One of the best known and most popular Dracula films is by Francis Ford Coppola. At the time he really hadn’t made a hit film since The Godfather, he was going bankrupt. So what better way to get out of debt than to make something that is pretty much a guaranteed thing that audiences will love? We got the scares for the boys and the romance for the girls and it equals Dracula. Many people ask me what is with the appeal of vampires? My opinion; it all equals sex. The dashing handsome man coming into the young lady’s room at night confessing his desire for her and her giving herself completely to him is not only romantic, but dangerous and filled with adventure. I always found it funny that Dracula was supposed to be the villain of the story, but he’s offering to take the girl on this incredible adventure through the world and time yet her usually bland boyfriend doesn’t want it that way so he rips her from that experience… I don’t know, maybe I just look at things too differently. However moving onto the film, Francis took on the classic tale claiming to be “Bram Stoker’s Dracula”, not really being 100% faithful to the novel and really over glamed it, however still made this into a very good movie.
In 1897, newly-qualified solicitor Jonathan Harker takes the Transylvanian Count Dracula as a client from his colleague R. M. Renfield, who has gone insane. Jonathan travels to Transylvania to arrange Dracula’s real estate acquisition in London, including Carfax Abbey. Jonathan meets Dracula, who discovers a picture of Harker’s fiancée, Mina, and believes that she is the reincarnation of Elisabeta, his long lost love. Dracula leaves Jonathan to be seduced by his brides and sails to England with boxes of his native soil, taking up residence at Carfax Abbey. In London, Dracula appearing young and handsome during daylight, meets and charms Mina.

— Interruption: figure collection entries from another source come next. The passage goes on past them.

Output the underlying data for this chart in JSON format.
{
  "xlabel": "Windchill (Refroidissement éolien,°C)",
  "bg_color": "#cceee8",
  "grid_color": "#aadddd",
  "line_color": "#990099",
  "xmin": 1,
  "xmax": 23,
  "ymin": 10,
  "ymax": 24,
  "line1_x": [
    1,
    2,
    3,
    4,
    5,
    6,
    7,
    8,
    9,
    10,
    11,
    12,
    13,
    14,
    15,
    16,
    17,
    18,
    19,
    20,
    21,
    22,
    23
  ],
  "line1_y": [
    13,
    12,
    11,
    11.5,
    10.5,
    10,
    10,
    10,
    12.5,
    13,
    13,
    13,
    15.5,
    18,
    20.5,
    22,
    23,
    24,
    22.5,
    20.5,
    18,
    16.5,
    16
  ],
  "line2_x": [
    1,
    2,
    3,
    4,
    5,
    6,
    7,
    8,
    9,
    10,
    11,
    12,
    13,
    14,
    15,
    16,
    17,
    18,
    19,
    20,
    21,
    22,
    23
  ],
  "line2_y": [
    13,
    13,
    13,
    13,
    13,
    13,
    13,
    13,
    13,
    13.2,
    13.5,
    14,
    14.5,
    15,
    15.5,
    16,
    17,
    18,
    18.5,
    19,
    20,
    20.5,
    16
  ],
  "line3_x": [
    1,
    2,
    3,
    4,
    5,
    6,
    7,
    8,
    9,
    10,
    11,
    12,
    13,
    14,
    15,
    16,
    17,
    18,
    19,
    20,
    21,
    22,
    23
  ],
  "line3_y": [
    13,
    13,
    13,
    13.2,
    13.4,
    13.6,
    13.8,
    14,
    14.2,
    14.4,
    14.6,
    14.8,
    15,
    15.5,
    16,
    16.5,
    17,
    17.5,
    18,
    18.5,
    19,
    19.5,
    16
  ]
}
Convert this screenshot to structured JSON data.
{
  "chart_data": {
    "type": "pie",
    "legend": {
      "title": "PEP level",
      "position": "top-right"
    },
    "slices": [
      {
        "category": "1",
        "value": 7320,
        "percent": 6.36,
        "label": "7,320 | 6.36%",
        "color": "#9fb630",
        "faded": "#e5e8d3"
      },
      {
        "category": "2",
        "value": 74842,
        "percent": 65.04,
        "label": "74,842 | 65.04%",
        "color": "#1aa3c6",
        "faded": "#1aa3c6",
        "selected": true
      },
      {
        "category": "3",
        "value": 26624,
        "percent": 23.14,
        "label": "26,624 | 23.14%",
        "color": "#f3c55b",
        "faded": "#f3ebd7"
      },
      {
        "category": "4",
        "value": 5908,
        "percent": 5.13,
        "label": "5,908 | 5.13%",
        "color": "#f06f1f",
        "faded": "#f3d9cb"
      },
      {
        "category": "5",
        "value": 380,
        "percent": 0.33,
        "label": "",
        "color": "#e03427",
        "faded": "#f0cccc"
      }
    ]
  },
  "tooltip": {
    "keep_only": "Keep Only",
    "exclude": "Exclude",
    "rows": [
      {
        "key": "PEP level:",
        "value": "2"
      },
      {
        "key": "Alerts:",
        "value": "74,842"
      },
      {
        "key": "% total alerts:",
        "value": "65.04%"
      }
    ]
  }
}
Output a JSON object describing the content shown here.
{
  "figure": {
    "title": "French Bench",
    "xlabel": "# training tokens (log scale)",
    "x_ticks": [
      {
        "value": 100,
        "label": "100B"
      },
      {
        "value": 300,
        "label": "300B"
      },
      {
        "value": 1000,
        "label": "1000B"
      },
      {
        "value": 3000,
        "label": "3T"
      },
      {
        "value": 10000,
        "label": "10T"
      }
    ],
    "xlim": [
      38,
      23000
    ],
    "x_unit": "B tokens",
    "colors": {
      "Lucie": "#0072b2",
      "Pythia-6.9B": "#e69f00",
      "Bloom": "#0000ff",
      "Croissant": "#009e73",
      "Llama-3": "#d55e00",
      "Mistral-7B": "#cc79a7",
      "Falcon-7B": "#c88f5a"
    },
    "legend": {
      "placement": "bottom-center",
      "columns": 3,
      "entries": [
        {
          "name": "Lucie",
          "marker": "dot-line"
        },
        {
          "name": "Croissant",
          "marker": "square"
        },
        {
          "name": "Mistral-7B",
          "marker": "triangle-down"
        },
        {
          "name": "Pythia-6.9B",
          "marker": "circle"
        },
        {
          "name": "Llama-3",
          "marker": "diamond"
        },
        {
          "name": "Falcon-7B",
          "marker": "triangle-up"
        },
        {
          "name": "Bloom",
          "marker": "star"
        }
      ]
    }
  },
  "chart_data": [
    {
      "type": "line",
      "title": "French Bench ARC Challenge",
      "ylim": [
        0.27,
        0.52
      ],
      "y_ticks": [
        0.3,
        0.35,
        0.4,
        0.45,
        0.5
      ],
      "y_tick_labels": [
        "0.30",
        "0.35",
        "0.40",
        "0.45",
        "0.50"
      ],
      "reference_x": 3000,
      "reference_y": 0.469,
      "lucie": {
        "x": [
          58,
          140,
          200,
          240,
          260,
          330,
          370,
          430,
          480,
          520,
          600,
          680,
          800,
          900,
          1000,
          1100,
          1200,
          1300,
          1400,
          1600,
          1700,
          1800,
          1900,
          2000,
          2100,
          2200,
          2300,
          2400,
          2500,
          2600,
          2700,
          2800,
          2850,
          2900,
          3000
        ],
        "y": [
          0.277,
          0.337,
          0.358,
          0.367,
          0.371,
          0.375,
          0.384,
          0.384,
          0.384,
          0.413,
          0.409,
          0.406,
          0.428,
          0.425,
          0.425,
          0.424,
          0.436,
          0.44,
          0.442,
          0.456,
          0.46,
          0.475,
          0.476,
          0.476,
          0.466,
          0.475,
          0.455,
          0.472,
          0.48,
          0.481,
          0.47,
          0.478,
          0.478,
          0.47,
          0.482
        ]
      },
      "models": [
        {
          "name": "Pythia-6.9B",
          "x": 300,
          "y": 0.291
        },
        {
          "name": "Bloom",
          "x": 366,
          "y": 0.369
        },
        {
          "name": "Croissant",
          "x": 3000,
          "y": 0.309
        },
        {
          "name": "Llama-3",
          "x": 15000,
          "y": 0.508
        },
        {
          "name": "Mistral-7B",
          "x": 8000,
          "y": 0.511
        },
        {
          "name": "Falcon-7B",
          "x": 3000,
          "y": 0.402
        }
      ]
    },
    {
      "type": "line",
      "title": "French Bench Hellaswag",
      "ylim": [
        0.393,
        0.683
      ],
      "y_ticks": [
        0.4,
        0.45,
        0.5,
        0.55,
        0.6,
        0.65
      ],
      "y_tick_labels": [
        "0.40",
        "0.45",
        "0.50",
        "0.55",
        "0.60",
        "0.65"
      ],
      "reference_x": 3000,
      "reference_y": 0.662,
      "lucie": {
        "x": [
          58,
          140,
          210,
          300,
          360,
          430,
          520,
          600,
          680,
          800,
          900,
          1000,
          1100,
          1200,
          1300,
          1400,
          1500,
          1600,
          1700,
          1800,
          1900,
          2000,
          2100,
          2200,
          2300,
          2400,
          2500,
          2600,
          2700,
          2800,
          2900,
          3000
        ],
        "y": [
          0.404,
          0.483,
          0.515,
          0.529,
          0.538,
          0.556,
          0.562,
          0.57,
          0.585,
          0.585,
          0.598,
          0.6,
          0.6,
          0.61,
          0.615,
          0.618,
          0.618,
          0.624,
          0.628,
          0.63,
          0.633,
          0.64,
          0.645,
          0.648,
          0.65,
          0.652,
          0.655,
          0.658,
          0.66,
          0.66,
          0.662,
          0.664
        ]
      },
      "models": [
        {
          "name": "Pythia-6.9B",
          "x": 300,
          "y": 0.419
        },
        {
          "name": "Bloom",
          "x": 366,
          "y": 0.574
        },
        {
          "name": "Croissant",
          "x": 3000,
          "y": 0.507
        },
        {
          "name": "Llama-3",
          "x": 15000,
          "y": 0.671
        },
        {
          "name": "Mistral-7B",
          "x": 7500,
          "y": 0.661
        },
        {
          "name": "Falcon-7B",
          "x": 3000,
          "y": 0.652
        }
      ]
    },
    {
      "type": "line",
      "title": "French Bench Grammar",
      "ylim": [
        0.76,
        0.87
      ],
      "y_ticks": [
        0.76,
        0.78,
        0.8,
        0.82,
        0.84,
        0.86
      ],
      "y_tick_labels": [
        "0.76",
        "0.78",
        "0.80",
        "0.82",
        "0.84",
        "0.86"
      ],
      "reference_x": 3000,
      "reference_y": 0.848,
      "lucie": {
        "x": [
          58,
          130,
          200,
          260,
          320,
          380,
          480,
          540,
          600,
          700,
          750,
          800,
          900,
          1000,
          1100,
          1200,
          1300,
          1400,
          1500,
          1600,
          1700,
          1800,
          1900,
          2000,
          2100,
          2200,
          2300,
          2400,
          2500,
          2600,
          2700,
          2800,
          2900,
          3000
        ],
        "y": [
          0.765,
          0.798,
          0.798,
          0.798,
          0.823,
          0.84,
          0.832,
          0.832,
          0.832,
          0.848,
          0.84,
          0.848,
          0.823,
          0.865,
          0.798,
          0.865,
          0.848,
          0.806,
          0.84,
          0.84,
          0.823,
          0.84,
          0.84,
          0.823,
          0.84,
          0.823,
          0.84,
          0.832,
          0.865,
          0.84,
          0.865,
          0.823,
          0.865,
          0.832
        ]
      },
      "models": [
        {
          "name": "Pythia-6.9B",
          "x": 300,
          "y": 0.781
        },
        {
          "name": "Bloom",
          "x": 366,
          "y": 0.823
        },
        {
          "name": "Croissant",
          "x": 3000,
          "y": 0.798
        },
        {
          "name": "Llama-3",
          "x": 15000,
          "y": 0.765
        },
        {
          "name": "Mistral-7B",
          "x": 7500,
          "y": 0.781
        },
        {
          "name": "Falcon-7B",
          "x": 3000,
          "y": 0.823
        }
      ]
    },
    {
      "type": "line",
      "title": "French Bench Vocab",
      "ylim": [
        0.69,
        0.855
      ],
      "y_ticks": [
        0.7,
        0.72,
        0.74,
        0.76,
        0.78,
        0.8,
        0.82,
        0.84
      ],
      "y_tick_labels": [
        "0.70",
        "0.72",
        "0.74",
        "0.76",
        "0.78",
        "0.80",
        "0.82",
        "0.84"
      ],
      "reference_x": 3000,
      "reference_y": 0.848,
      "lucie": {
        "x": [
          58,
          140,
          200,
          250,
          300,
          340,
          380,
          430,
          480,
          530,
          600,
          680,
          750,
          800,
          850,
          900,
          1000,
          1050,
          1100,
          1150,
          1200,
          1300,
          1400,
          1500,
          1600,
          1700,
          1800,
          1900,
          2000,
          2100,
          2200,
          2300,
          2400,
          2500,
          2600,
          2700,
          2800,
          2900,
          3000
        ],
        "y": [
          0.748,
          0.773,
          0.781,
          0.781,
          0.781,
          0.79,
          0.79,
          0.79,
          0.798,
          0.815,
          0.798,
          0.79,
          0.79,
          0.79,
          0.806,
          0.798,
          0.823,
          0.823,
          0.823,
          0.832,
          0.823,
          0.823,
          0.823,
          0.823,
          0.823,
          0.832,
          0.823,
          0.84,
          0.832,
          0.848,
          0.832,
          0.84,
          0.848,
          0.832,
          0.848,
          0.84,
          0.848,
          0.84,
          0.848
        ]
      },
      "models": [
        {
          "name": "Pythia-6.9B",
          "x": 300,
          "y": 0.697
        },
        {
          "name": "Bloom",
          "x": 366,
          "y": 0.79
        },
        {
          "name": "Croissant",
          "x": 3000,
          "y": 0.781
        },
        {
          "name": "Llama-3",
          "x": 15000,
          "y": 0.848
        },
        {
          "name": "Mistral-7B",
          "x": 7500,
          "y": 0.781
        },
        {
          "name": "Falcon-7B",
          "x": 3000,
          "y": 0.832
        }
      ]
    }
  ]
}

When Mina receives word from Jonathan, who has escaped the castle and recovered at a convent, she travels to Romania to marry him. In his fury, Dracula transforms Lucy, her best friend, into a vampire. The men: Van Helsing, Holmwood, Seward and Morris kill Lucy. After Jonathan and Mina return to London, Jonathan and Van Helsing lead the others to Carfax Abbey, where they destroy the Count’s boxes of soil. Dracula confesses that he murdered Lucy and has been terrorizing Mina’s friends, but a confused and angry Mina admits that she still loves him and remembers her previous life as Elisabeta. At her insistence, Dracula begins transforming her into a vampire. The men are now determined to save her before her transformation is complete by killing Dracula.
What makes this film so special compared to other Dracula movies? I think it was Gary Oldman’s performance, he made a very memorable Dracula. Ranging from creepy and disturbing to romantic and charming. I think a lot of people connected with the love story, even if it was over romanticized, a lot of people would like to think that “love never dies” and someone would “cross oceans of time to find them”. Does the film have flaws; oh yeah. Between the laugh fest that was the battle of the bad accents between Keanu Reeves and Winona Ryder. There are scenes that are very over the top and over acted, sometimes also equaling a little too MTV generation. However, you cannot deny that the style of the film is absolutely memorizing and very elegant. The costumes and sets are very stunning and who could forget Dracula’s “butt” hair-do? This film has had so many parodies making fun of the lines and hair, but I think that goes to show the impact that the film had. It also started a stream of the Universal Studio remakes with “Mary Shelley’s Frankenstein” and “Wolf” later on. The film may be flawed, but I still love it. It’s not faithful to the novel, but gets more things correct compared to other films like Dracula’s death and some lines directly taken from the novel like “Yes, I too can love”. I think this will go down in the horror classics when it comes to vampire movies, it’s got class, violence, blood, style and a lot of sex appeal.